Robin White is working hard on a good pink-flowered form of H. niger and increasingly their tenacity as garden plants would be very useful; so many gardeners still find them difficult to keep for more than a few years. The Nell Lewis Strain is an unusually hardy strain selected by Pine Knot Farms in Virginia. Double and anemone-centred forms have also recently been reported, seed of an anemoine-centred form has been offered this year in the seed list of the Hardy Plant Society/Mid-Atlantic Group.
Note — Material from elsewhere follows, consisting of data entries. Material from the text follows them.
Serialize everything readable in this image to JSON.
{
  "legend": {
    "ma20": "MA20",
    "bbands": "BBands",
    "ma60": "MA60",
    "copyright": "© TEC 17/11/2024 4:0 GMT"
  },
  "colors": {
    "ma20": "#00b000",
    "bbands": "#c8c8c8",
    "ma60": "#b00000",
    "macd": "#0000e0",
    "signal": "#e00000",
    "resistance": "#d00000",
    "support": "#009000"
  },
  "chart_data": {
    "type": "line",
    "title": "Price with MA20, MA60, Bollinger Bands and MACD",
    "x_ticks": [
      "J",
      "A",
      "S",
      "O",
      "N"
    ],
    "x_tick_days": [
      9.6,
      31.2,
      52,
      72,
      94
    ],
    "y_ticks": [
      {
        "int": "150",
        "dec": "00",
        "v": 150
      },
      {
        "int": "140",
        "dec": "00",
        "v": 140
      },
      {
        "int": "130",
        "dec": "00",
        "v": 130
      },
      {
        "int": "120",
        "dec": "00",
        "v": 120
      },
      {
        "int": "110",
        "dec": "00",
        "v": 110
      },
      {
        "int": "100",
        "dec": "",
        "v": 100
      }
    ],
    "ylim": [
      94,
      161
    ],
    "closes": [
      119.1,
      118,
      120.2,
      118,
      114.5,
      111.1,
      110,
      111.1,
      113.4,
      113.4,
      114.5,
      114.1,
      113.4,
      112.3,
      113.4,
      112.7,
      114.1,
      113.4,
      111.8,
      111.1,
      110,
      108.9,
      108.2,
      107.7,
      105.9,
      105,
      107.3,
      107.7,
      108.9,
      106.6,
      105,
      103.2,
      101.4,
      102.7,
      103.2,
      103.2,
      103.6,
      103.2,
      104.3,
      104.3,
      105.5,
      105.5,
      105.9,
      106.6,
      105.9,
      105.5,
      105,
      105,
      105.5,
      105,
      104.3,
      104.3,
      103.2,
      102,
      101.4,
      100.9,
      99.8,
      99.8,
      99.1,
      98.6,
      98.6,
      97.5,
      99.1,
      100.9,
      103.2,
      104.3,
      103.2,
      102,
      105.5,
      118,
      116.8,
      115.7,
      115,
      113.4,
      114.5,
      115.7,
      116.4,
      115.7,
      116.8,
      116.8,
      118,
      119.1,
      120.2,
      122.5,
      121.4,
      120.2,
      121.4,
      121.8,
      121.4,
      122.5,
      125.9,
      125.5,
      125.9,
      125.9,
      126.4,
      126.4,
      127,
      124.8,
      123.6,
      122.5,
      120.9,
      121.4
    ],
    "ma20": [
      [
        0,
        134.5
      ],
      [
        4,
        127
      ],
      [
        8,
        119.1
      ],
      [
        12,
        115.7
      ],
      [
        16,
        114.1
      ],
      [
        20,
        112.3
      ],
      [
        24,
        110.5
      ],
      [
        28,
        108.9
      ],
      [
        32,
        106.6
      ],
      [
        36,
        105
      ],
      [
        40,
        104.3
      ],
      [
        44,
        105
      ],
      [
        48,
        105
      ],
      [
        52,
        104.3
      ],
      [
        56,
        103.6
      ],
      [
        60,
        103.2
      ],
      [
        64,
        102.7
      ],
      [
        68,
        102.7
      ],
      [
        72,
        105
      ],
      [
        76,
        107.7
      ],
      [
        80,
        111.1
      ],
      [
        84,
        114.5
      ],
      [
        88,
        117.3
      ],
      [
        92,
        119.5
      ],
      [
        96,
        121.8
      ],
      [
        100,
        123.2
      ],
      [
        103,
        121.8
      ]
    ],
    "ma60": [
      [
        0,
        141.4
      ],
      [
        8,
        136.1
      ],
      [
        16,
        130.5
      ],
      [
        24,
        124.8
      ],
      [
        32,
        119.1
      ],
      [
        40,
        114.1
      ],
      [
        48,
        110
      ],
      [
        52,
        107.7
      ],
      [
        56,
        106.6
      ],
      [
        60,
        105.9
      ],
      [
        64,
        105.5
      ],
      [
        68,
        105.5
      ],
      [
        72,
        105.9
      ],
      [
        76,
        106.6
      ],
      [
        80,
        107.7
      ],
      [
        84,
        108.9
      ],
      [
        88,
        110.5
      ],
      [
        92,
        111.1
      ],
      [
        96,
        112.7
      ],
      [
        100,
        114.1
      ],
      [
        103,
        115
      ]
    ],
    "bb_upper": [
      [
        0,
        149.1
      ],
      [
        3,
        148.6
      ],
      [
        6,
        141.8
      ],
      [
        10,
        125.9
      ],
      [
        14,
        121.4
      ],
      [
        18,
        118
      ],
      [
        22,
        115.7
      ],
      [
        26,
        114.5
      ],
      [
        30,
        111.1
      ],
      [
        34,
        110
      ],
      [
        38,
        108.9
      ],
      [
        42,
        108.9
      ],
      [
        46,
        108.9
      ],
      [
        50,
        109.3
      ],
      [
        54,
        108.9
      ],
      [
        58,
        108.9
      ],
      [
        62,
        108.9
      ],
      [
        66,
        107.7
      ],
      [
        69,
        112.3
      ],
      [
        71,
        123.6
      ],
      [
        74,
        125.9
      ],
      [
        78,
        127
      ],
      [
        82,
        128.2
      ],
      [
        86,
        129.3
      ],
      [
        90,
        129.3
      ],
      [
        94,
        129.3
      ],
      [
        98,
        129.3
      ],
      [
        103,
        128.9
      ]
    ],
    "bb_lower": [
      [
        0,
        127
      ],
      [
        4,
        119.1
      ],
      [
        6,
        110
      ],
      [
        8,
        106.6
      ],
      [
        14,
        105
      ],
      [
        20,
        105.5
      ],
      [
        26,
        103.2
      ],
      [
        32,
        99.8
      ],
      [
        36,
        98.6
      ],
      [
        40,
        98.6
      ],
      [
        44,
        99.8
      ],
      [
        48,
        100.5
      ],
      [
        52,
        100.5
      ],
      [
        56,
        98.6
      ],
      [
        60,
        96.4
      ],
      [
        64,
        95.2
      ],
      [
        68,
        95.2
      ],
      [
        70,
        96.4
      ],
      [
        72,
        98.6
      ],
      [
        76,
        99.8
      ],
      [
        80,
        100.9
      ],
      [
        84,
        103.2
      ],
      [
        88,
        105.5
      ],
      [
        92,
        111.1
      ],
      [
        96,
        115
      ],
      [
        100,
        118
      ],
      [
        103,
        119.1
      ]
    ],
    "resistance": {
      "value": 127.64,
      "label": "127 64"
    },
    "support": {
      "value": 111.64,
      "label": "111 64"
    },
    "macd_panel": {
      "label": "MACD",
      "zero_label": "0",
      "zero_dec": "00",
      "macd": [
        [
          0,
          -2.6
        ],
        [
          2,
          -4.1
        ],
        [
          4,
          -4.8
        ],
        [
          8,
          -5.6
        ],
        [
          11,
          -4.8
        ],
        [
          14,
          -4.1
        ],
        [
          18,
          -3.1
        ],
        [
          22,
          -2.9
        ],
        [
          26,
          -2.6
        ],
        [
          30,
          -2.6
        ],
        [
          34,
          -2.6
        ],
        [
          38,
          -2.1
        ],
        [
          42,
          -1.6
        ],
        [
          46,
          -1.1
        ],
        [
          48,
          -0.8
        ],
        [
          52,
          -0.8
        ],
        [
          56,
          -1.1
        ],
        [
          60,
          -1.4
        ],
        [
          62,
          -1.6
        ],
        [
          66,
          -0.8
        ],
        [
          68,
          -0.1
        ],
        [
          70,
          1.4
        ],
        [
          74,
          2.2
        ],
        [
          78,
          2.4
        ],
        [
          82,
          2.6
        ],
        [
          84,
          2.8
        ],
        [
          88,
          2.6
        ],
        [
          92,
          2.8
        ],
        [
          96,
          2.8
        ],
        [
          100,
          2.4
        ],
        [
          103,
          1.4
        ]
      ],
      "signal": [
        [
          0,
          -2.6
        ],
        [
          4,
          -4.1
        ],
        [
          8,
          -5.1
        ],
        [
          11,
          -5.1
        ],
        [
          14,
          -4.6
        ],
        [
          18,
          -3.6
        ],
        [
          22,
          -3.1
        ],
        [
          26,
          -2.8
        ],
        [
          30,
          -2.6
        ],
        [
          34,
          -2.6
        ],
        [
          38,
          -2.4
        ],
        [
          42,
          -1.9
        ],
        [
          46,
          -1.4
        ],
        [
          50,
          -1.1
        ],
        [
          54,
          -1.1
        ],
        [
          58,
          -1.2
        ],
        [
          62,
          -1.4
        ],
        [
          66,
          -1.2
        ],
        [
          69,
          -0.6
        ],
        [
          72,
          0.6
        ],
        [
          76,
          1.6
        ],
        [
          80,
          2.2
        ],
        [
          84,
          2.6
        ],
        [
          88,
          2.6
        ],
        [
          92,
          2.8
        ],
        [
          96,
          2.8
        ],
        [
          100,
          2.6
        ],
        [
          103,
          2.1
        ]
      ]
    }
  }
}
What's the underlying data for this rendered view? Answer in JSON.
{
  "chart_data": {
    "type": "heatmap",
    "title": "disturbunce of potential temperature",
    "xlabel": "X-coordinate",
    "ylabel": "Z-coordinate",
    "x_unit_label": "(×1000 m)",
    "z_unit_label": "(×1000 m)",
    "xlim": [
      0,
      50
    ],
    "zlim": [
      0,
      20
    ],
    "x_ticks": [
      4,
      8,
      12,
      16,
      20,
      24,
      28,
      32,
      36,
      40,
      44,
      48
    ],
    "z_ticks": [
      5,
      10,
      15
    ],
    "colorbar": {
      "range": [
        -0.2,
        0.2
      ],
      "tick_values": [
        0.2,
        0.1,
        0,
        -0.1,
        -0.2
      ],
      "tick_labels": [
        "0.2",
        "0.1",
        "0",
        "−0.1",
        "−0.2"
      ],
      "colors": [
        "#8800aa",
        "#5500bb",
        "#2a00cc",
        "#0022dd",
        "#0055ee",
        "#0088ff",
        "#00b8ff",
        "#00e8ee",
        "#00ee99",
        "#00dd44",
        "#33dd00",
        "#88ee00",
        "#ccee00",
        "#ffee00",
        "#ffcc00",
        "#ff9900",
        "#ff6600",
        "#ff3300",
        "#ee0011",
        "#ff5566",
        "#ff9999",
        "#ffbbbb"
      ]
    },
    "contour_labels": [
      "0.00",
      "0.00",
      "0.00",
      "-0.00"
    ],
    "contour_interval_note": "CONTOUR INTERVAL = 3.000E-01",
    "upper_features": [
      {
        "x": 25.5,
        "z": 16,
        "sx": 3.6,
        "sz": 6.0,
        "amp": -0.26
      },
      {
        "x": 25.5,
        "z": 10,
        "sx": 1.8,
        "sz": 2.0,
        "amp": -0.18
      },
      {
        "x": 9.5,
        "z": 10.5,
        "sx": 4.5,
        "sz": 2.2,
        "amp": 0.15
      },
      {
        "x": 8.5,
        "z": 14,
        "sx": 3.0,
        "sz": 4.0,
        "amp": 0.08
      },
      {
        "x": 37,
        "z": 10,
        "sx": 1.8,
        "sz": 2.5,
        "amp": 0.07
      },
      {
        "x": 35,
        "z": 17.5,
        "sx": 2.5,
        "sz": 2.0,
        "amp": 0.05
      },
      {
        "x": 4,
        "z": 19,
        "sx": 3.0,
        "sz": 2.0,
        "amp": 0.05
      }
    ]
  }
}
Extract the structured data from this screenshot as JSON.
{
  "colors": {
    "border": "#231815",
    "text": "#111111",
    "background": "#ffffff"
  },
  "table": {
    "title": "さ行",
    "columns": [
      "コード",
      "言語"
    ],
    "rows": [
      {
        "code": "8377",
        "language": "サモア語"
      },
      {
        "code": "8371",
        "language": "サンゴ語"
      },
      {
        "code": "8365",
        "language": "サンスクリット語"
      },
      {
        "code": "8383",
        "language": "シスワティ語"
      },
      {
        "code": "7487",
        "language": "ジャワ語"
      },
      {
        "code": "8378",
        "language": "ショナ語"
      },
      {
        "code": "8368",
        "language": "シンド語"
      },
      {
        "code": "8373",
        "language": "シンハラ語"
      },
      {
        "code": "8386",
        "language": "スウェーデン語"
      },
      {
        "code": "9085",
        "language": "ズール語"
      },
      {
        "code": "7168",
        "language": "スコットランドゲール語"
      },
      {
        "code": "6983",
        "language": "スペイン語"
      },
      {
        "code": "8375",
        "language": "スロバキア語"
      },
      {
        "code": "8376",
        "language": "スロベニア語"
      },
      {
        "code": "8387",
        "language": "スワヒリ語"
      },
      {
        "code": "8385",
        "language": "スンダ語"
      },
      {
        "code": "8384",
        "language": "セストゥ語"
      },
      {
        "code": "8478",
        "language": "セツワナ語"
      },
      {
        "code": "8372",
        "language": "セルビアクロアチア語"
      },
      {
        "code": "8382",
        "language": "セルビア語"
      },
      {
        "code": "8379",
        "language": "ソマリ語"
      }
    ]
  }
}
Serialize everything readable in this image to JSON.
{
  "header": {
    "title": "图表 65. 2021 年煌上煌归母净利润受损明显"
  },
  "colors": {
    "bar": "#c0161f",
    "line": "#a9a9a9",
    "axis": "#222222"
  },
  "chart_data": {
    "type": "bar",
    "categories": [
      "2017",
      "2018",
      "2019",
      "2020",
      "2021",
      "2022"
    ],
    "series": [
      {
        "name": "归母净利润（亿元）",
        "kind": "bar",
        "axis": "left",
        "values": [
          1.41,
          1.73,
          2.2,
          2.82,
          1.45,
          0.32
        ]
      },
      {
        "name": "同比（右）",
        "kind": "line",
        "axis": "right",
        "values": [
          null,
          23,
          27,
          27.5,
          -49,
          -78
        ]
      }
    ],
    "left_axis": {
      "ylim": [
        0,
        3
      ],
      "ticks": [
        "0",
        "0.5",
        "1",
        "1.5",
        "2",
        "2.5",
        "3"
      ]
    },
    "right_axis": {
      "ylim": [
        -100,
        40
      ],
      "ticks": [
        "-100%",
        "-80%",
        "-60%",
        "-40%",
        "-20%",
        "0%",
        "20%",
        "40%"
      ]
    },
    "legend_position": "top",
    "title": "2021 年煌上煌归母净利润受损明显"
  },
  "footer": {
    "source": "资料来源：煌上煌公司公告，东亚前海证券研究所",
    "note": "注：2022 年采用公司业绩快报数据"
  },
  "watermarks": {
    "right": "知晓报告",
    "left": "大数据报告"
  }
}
Hybrids between H. niger and other species, H. argutiolius, H. lividus and their hybrid H. x sternii, continue to excite more. Such hybrids are sterile, and Robin White has specialised, with great success, in producing dependable results from the seedlings of such crosses, especially H. x nigercors, which I have found to be a prolific garden plant. A recent report of a fertile form of H. x ballardiae (H. lividus x H. niger) (see The Garden
) may overoptimistic.
Over the decades reports have occasionally surfaced of hybrids between H. niger and H. orientalis and although these usually prove not to be hybrids there is more definite evidence from France of a true hybrid.